Les droits de douane américains représentent un risque pour le secteur des serres

Les droits de douane américains sur les produits canadiens représentent un risque important pour le secteur des serres, qui dépend fortement des exportations américaines et qui souffrirait si les importateurs achetaient moins en raison de la guerre commerciale.

« Ces droits de douane ont des conséquences importantes », a déclaré Richard Lee, directeur général d’Ontario Greenhouse Vegetable Growers. L’Ontario produit la majorité des légumes de serre au Canada.

Les trois jours pendant lesquels les droits de douane ont été appliqués au début du mois ont coûté plus de 6 M$ au secteur des serres de l’Ontario, selon M. Lee.

Le président américain, Donald Trump, a instauré des droits de douane sur les importations canadiennes et mexicaines le 4 mars dernier. Deux jours plus tard, il a annoncé une suspension d’un mois pour les marchandises qui respectent les exigences en matière de règles d’origine de l’Accord Canada–États-Unis–Mexique.

Lié au marché américain

Le secteur canadien des fruits et légumes est étroitement lié au marché américain, selon les Producteurs de fruits et légumes du Canada. Cependant, l’industrie des serres est particulièrement vulnérable en raison de sa dépendance aux exportations vers les États-Unis.

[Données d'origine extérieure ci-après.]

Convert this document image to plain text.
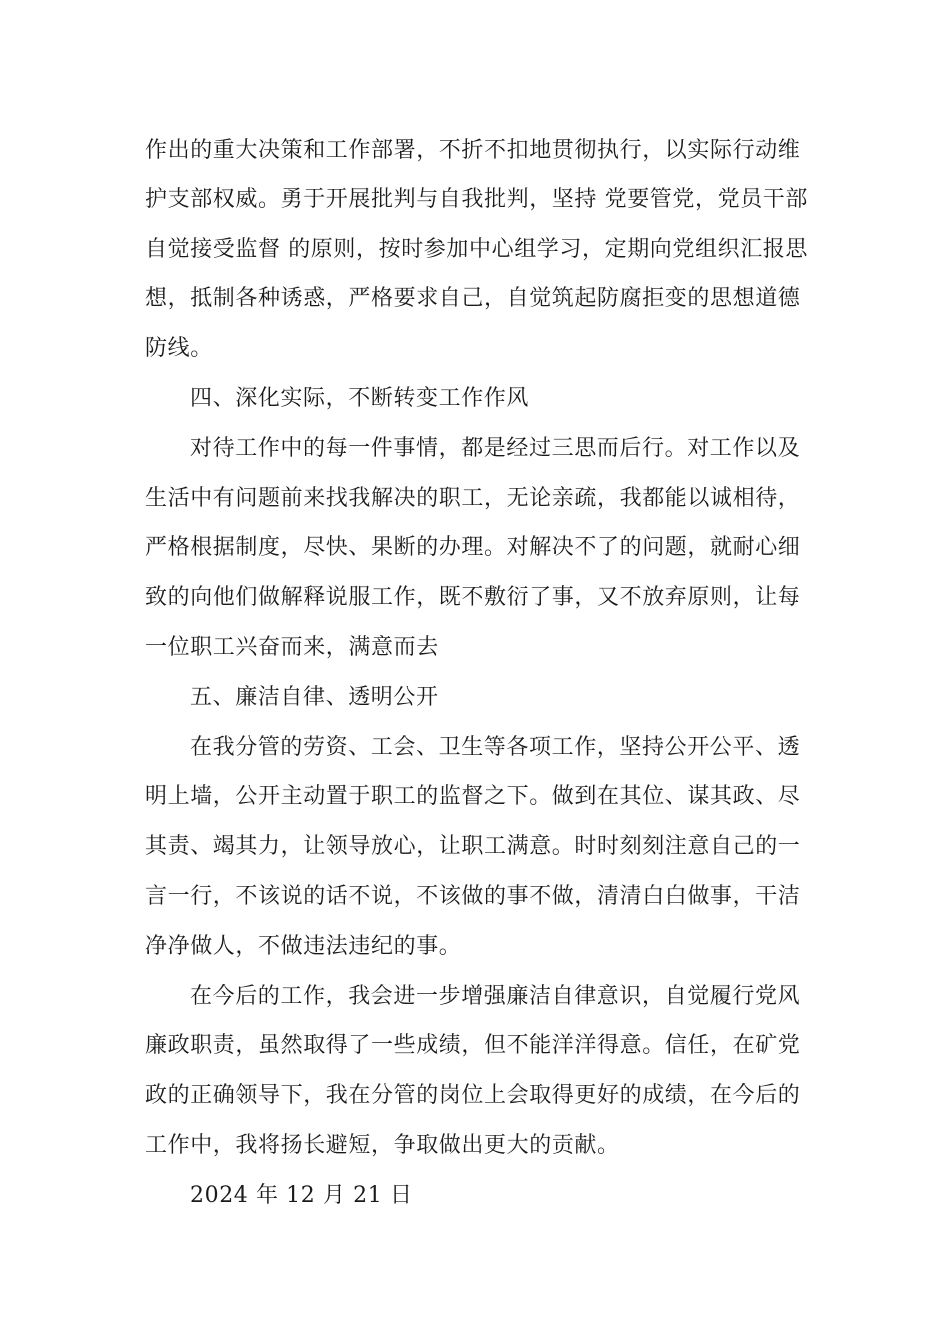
作出的重大决策和工作部署，不折不扣地贯彻执行，以实际行动维
护支部权威。勇于开展批判与自我批判，坚持 党要管党，党员干部
自觉接受监督 的原则，按时参加中心组学习，定期向党组织汇报思
想，抵制各种诱惑，严格要求自己，自觉筑起防腐拒变的思想道德
防线。
四、深化实际，不断转变工作作风
对待工作中的每一件事情，都是经过三思而后行。对工作以及
生活中有问题前来找我解决的职工，无论亲疏，我都能以诚相待，
严格根据制度，尽快、果断的办理。对解决不了的问题，就耐心细
致的向他们做解释说服工作，既不敷衍了事，又不放弃原则，让每
一位职工兴奋而来，满意而去
五、廉洁自律、透明公开
在我分管的劳资、工会、卫生等各项工作，坚持公开公平、透
明上墙，公开主动置于职工的监督之下。做到在其位、谋其政、尽
其责、竭其力，让领导放心，让职工满意。时时刻刻注意自己的一
言一行，不该说的话不说，不该做的事不做，清清白白做事，干洁
净净做人，不做违法违纪的事。
在今后的工作，我会进一步增强廉洁自律意识，自觉履行党风
廉政职责，虽然取得了一些成绩，但不能洋洋得意。信任，在矿党
政的正确领导下，我在分管的岗位上会取得更好的成绩，在今后的
工作中，我将扬长避短，争取做出更大的贡献。
2024 年 12 月 21 日
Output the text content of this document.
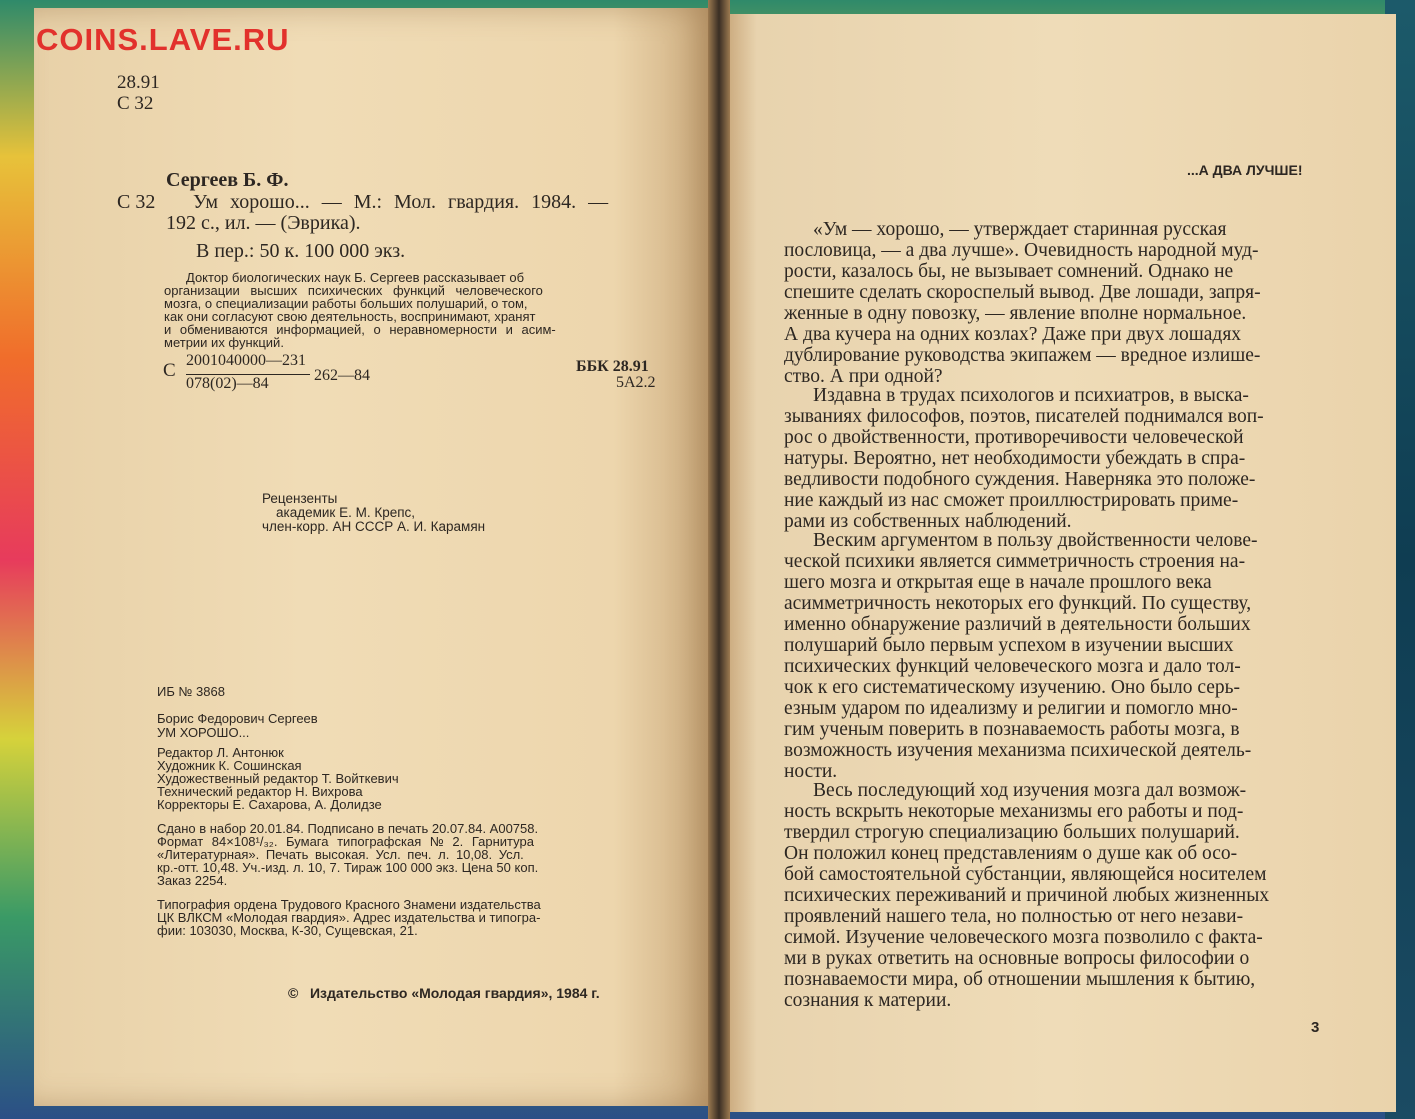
COINS.LAVE.RU
28.91
С 32
Сергеев Б. Ф.
С 32 Ум хорошо... — М.: Мол. гвардия. 1984. —
192 с., ил. — (Эврика).
В пер.: 50 к. 100 000 экз.
Доктор биологических наук Б. Сергеев рассказывает об
организации высших психических функций человеческого
мозга, о специализации работы больших полушарий, о том,
как они согласуют свою деятельность, воспринимают, хранят
и обмениваются информацией, о неравномерности и асим-
метрии их функций.
С 2001040000—231
078(02)—84	262—84
ББК 28.91
5А2.2
Рецензенты
академик Е. М. Крепс,
член-корр. АН СССР А. И. Карамян
ИБ № 3868
Борис Федорович Сергеев
УМ ХОРОШО...
Редактор Л. Антонюк
Художник К. Сошинская
Художественный редактор Т. Войткевич
Технический редактор Н. Вихрова
Корректоры Е. Сахарова, А. Долидзе
Сдано в набор 20.01.84. Подписано в печать 20.07.84. А00758.
Формат 84×108¹/₃₂. Бумага типографская № 2. Гарнитура
«Литературная». Печать высокая. Усл. печ. л. 10,08. Усл.
кр.-отт. 10,48. Уч.-изд. л. 10, 7. Тираж 100 000 экз. Цена 50 коп.
Заказ 2254.
Типография ордена Трудового Красного Знамени издательства
ЦК ВЛКСМ «Молодая гвардия». Адрес издательства и типогра-
фии: 103030, Москва, К-30, Сущевская, 21.
©   Издательство «Молодая гвардия», 1984 г.
...А ДВА ЛУЧШЕ!
«Ум — хорошо, — утверждает старинная русская
пословица, — а два лучше». Очевидность народной муд-
рости, казалось бы, не вызывает сомнений. Однако не
спешите сделать скороспелый вывод. Две лошади, запря-
женные в одну повозку, — явление вполне нормальное.
А два кучера на одних козлах? Даже при двух лошадях
дублирование руководства экипажем — вредное излише-
ство. А при одной?
Издавна в трудах психологов и психиатров, в выска-
зываниях философов, поэтов, писателей поднимался воп-
рос о двойственности, противоречивости человеческой
натуры. Вероятно, нет необходимости убеждать в спра-
ведливости подобного суждения. Наверняка это положе-
ние каждый из нас сможет проиллюстрировать приме-
рами из собственных наблюдений.
Веским аргументом в пользу двойственности челове-
ческой психики является симметричность строения на-
шего мозга и открытая еще в начале прошлого века
асимметричность некоторых его функций. По существу,
именно обнаружение различий в деятельности больших
полушарий было первым успехом в изучении высших
психических функций человеческого мозга и дало тол-
чок к его систематическому изучению. Оно было серь-
езным ударом по идеализму и религии и помогло мно-
гим ученым поверить в познаваемость работы мозга, в
возможность изучения механизма психической деятель-
ности.
Весь последующий ход изучения мозга дал возмож-
ность вскрыть некоторые механизмы его работы и под-
твердил строгую специализацию больших полушарий.
Он положил конец представлениям о душе как об осо-
бой самостоятельной субстанции, являющейся носителем
психических переживаний и причиной любых жизненных
проявлений нашего тела, но полностью от него незави-
симой. Изучение человеческого мозга позволило с факта-
ми в руках ответить на основные вопросы философии о
познаваемости мира, об отношении мышления к бытию,
сознания к материи.
3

Les États-Unis sont de loin le principal marché d’exportation des légumes de serre canadiens, représentant 99,5 % des 1,7 G$ exportés en 2023, d’après Agriculture et Agroalimentaire Canada.

Les marchés agricoles américain et canadien se complètent, a expliqué M. Lee, surtout sur une base saisonnière. Par exemple, en hiver, le Canada importe beaucoup de laitue.

Le secteur canadien des serres a connu une croissance rapide au cours des deux dernières décennies pour répondre à la demande, a précisé M. Lee, à tel point que « les produits […] que nous cultivons ici, en Ontario, nourriront à eux seuls le Canada dix fois plus ».

Les experts de l’industrie affirment que le Canada ne peut pas consommer tous les produits excédentaires qui pourraient être laissés en suspens en raison de la guerre commerciale.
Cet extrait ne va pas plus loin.